Ayrıca, söz konusu malların/hizmetlerin niteliği de önemlidir. Örneğin, dezenfektanlar ve koruyucu maskeler gibi sıhhi malzemelerin günümüzde normalden daha fazla tüketildiği gözlemlenmektedir. Dolayısıyla Covid-19 pandemisi, böyle malların 2020’de kullanılmaması için haklı bir sebep olarak kabul edilmeyebilir. Ancak, kısıtlamaların/resmi makamların verdiği kararların marka kullanımına etkileri de dikkate alınmalıdır. Örneğin, 16 Mart 2020 ile 01 Haziran 2020 tarihleri arasında spor salonları kapalı olduğundan, bu süreçte “spor hizmetleri” ile ilgili bir markayı kullanmanın imkânsız hale geldiği savunması haklı görülebilir ve bu durumda Covid-19 pandemisi kullanmama için söz konusu süre dahilinde haklı sebep olarak kabul edilebilir.

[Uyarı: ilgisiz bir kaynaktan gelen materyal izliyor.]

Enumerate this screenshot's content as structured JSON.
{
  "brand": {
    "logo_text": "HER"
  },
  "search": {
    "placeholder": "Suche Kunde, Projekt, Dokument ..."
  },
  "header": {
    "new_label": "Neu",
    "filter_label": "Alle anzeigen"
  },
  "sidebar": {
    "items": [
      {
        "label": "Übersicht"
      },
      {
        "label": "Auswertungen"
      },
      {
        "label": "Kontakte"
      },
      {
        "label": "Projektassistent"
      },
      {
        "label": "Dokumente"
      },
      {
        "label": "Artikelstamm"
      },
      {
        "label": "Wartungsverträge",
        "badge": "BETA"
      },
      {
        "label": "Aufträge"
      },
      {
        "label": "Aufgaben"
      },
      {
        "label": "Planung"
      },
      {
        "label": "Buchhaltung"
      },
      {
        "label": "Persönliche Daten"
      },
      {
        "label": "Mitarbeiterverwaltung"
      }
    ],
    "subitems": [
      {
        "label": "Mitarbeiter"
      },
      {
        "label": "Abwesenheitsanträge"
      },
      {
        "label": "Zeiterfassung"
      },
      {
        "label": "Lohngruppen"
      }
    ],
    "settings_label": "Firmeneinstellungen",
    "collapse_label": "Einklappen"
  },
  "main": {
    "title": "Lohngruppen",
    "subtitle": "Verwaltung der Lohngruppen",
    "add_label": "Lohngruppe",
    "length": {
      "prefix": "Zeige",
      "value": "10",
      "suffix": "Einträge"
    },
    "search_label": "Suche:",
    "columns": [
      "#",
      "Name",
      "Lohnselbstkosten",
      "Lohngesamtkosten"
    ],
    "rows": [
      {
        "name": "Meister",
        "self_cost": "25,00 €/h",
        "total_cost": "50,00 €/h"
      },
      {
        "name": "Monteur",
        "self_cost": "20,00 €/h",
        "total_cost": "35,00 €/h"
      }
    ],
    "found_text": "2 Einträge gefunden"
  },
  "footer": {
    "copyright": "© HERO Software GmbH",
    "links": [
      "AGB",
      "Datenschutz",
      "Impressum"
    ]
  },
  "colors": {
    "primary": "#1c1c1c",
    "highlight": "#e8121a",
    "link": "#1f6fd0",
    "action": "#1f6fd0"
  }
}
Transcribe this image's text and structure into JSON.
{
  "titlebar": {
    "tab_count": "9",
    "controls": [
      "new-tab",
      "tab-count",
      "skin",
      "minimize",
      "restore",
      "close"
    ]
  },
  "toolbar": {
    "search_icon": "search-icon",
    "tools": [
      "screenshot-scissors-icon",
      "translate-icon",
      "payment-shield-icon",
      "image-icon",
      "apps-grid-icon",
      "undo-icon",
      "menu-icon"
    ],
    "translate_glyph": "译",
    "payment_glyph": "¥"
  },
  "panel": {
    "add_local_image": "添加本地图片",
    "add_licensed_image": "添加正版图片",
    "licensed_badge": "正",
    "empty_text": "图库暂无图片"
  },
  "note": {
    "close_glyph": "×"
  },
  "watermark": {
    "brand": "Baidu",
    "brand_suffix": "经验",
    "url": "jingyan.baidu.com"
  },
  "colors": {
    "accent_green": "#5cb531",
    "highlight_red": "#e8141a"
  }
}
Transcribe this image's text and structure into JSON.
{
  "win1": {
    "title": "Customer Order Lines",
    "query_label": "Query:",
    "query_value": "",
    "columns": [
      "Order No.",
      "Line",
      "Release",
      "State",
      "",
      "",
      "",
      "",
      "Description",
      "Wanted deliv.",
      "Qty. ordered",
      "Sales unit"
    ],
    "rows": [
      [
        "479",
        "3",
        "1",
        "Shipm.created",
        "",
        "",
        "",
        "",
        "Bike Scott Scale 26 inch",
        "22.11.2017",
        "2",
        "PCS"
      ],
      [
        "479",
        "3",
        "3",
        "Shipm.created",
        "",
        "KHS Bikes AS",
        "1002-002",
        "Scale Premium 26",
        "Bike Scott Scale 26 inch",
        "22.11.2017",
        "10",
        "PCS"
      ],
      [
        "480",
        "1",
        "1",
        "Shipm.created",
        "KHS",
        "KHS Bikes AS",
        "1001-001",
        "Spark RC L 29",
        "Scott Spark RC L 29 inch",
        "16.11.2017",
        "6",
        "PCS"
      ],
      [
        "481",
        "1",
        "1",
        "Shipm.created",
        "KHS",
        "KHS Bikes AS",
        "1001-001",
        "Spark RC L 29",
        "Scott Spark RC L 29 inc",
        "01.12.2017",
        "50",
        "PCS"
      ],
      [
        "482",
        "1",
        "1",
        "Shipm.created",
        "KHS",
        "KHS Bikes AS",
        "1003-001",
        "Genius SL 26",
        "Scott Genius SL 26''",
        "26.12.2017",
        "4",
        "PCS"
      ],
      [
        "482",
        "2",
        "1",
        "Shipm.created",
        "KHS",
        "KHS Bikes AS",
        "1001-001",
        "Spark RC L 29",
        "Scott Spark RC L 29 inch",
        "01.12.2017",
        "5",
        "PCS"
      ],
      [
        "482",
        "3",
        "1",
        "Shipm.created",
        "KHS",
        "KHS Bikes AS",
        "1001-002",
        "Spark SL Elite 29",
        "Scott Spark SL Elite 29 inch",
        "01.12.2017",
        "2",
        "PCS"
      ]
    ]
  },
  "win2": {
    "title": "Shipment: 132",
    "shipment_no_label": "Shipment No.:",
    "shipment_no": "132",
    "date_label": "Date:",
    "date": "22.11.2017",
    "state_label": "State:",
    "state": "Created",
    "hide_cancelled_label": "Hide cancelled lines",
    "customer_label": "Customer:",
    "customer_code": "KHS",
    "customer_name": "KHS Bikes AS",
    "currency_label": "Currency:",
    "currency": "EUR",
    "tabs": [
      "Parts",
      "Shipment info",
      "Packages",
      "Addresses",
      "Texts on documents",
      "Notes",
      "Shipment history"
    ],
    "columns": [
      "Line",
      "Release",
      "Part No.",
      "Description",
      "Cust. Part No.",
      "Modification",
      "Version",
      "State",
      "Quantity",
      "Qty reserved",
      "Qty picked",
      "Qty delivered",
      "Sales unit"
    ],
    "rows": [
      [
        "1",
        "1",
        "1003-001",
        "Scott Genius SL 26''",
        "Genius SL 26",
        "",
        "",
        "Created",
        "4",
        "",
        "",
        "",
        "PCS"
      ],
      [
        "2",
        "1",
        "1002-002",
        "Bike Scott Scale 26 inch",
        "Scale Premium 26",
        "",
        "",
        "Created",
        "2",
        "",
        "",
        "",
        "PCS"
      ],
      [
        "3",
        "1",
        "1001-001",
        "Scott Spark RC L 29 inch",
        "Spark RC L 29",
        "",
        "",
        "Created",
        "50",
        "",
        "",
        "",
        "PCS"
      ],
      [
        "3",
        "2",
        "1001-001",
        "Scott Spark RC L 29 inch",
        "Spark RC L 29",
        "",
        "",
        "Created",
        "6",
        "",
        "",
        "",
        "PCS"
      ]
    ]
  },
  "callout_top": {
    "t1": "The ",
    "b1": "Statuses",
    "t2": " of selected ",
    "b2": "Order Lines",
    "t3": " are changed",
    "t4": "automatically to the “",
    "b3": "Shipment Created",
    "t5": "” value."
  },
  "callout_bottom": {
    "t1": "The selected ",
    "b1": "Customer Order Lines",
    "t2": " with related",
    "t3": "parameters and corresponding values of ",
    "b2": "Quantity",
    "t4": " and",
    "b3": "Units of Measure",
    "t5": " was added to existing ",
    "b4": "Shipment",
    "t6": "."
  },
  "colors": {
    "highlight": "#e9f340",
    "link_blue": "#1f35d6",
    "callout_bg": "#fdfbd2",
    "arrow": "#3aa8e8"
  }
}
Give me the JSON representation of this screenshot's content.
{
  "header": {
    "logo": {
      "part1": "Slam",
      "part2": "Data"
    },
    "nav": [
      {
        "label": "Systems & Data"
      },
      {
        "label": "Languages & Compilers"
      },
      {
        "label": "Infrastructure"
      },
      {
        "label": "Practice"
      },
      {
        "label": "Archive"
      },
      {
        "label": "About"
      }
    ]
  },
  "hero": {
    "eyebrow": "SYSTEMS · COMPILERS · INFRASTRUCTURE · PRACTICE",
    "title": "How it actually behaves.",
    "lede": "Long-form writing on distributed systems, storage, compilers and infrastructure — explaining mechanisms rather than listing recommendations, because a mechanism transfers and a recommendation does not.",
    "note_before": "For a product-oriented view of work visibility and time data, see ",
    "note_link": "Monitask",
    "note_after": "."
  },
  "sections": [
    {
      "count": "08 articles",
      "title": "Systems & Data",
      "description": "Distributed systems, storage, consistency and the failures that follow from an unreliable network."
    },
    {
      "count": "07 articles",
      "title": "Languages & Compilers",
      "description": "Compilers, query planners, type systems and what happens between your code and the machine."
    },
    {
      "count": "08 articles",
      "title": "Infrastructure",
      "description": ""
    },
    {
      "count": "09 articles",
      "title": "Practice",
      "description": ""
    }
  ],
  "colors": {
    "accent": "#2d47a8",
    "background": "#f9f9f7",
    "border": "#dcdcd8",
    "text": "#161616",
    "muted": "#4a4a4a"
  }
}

Ayrıca, yukarıda bahsedildiği üzere, Türkiye’de tüm hukuki ve idari süreler 13 Mart 2020 ve 15 Haziran 2020 arasındaki süreçte askıya alınmıştır. Her ne kadar SMK’daki hoşgörü sürelerinin de uzatıldığı açıkça belirtilmese de -ki görüşümüze göre bu mevzuat değişikliği olmadan mümkün olamayacaktır- kullanmama sebebiyle iptal davası açmadan önce, askıdaki sürenin kullanmama için meşru bir süre olarak göz önünde bulundurulması ve eğer 5 yıllık süreye bu tarihler arasındaki günler de dahilse, bu davanın tescil tarihinden itibaren 5 yıl + 95 gün sonra açılmasının değerlendirilmesi daha makul olacaktır. Ayrıca, itiraz, hükümsüzlük ya da tecavüz süreçlerinde olası bir kullanım ispatı savunması karşısında, marka sahibi söz konusu 95 günlük sürenin markaların kullanılması için öngörülen hoşgörü süresini de durdurduğunu iddia edebilecektir.
Tüm bunlara rağmen, fikri mülkiyet camiasında sürelerin durmasının kullanma yükümlülüğüne etkileri konusunda tartışmaların olduğunu ve bugüne kadar ilgili makamlar tarafından resmi bir açıklamanın da yapılmadığını belirtmeliyiz. Bu doğrultuda, büyük ihtimalle, TÜRKPATENT’in ve Fikri ve Sınai Haklar Hukuk Mahkemelerinin değerlendirmelerini bu tarz iddiaları içeren bir uyuşmazlık söz konusu olduğunda göreceğiz.